Because Microsoft is smart thinking long term and doesn't care about an outdated model of selling consoles anymore, as it sees the future revenues comes from owning valuable IP and monetizing that instead on all the gaming platforms, regardless on which hardware you use to paly it: Xbox, PS5, Switch, Steam, iOS, Android, Linux, MacOS, tablets, smart-TVs, etc., they don't care, they'll gladly take your money regardless if you have an Xbox or not.
They're slowly dethatching themselves from the console HW and moving to selling services the same way the detached from Windows and Office as the core products and made more money selling O365 and Azure subscriptions including their arch nemesis Linux.
That's why they keep selling CoD to the competitor's Sony PlayStation instead of making it an Xbox excusive like Sony and fans feared they would. People, and Sony, still don't get it, that Microsft's new business model is monetizing IPs and services, not selling more console HW thanks to exclusives like the old days. They'll probably make more money form Candy Crush than Sony makes from Last of us on PlayStation.
Holding on to the "console war" ("muh console sold more than your console!") is just silly and outdated. The big money is now gonna be in IP and services, not selling console HW, and Apple also knows this which is why it focuses more on new services for existing customers (ApleTV, credit cards, SOS satelite, etc) and less on selling more iPhones to new customers as the hardware market is already saturated.

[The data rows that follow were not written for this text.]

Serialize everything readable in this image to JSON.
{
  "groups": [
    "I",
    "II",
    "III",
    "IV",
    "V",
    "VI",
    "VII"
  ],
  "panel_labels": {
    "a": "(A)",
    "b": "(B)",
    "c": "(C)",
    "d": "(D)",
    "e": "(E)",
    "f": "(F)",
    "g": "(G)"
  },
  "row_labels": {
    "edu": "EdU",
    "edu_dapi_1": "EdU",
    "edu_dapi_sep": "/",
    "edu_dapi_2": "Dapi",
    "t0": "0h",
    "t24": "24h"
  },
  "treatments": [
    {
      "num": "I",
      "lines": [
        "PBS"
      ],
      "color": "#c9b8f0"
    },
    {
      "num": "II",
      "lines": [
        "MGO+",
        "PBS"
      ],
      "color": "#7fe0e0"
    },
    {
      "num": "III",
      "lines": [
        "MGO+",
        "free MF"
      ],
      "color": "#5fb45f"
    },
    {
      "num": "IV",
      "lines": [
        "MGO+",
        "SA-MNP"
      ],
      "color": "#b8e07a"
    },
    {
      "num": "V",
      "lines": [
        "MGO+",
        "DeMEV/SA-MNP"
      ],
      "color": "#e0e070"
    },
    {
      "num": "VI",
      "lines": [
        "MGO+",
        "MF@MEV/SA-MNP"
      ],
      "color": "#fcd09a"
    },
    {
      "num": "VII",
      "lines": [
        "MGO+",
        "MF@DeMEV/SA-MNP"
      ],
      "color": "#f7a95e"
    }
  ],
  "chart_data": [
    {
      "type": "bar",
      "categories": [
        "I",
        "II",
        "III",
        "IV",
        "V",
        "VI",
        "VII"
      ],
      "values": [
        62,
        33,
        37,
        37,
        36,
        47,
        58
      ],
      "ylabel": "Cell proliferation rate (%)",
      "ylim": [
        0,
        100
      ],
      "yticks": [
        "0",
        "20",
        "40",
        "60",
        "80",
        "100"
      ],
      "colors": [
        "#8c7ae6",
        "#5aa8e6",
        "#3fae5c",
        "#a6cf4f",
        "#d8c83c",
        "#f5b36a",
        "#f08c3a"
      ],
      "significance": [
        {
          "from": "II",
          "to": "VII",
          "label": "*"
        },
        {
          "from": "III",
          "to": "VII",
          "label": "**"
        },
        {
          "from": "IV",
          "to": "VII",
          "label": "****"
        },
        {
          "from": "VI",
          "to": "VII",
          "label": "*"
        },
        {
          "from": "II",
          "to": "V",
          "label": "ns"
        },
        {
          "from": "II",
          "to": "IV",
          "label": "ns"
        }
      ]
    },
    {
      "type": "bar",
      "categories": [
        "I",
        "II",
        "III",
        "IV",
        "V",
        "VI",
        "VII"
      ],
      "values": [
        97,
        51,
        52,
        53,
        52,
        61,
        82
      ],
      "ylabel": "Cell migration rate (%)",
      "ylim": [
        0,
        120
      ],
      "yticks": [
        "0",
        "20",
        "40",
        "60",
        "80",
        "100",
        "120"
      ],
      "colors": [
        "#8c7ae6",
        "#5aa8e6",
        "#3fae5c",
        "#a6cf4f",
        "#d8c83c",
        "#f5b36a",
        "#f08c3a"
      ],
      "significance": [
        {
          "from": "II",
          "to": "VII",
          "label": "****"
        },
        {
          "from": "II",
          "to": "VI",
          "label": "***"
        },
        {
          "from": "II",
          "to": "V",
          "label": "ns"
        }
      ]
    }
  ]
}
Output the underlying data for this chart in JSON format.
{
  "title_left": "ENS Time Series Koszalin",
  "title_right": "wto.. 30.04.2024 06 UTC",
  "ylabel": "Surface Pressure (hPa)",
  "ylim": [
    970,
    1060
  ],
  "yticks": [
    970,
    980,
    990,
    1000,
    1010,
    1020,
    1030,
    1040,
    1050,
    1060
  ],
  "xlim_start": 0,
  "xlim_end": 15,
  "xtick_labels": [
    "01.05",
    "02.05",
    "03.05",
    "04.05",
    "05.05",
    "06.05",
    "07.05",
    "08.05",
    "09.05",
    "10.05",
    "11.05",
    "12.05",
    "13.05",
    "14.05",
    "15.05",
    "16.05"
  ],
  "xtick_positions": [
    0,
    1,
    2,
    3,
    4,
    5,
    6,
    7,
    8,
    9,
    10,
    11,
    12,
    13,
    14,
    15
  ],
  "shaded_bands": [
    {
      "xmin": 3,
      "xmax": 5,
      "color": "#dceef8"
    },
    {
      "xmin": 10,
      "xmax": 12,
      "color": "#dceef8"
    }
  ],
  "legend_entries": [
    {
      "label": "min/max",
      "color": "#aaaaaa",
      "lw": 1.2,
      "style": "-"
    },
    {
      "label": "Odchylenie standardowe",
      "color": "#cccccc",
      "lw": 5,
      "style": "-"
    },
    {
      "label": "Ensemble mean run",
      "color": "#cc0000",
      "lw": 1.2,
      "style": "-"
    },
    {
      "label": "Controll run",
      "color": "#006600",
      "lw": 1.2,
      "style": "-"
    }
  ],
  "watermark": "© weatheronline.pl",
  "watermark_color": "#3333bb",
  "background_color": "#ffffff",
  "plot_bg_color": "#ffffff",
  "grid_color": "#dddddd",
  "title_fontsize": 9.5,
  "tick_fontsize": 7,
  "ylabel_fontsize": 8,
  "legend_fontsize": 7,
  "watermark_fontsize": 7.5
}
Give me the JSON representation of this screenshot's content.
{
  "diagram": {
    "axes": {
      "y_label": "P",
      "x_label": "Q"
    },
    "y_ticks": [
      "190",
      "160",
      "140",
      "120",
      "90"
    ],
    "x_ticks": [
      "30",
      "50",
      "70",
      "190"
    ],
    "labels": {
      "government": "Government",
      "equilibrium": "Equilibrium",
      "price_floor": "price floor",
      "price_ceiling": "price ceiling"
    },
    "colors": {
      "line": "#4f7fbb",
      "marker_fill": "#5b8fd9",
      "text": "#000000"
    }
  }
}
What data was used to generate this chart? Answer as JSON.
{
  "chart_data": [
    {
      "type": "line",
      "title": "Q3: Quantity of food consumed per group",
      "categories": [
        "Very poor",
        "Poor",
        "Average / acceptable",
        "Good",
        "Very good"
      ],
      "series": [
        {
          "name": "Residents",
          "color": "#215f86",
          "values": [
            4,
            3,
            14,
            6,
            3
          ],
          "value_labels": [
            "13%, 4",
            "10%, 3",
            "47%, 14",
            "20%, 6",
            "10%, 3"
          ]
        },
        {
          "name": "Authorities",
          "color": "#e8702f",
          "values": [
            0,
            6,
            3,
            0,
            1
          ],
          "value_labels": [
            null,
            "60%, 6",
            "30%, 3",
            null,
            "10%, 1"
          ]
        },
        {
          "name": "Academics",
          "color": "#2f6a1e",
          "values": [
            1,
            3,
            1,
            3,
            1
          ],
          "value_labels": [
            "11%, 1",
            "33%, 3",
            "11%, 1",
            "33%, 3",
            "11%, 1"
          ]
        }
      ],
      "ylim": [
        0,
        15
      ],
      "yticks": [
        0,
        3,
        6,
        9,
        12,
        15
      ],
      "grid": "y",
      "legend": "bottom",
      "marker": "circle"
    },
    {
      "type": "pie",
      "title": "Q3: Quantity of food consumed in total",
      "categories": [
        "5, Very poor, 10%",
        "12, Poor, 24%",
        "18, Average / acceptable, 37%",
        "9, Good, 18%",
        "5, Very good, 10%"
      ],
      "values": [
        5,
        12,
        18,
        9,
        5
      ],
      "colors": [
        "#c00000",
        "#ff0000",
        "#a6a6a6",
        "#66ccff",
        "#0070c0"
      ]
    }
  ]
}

Nintendo will outlast the Xbox, but Microsoft will outlast Nintendo.
> Because Microsoft is smart thinking long term and doesn't care about an outdated model of selling consoles anymore, as it sees the future revenues comes from owning valuable IP and monetizing that [...]
> Holding on to the "console war" ("muh console sold more than your console!") is just silly and outdated. The big money is now gonna be in IP and services
Perhaps, but I'm pretty sure that Nintendo is aware of the value of their IP, given they've used the exclusivity of their IP to sell merchandise and hardware for what, 40 years now? If in the future, there isn't enough money in selling hardware, and keeping a slice off the money from games release on their hardware, they'll still have a very deep well of IP they can monetize in a number of ways.
Consoles aren't going to be obsolete anytime soon while the alternatives, PCs and laptops, are more expensive, worse at the same price range, and provide worse handheld experience. Less of a market share maybe, but still a viable niche.
I wonder if the Steam Deck might challenge that. It's already sold more units than I think anyone really expected. It has a library and other capabilities that no console maker can ever hope to match while retaining consoles' convenience.
It's supremely ignorant to call a 133 year old company who has the most recognizable IPs in the world and 14 BILLION dollars in revenue "skilled at destroying itself."
In what way? A 100+ year old company who is riding high of the success off the Switch and just released a movie that made over a billion dollars doesn’t seem to be destroying itself.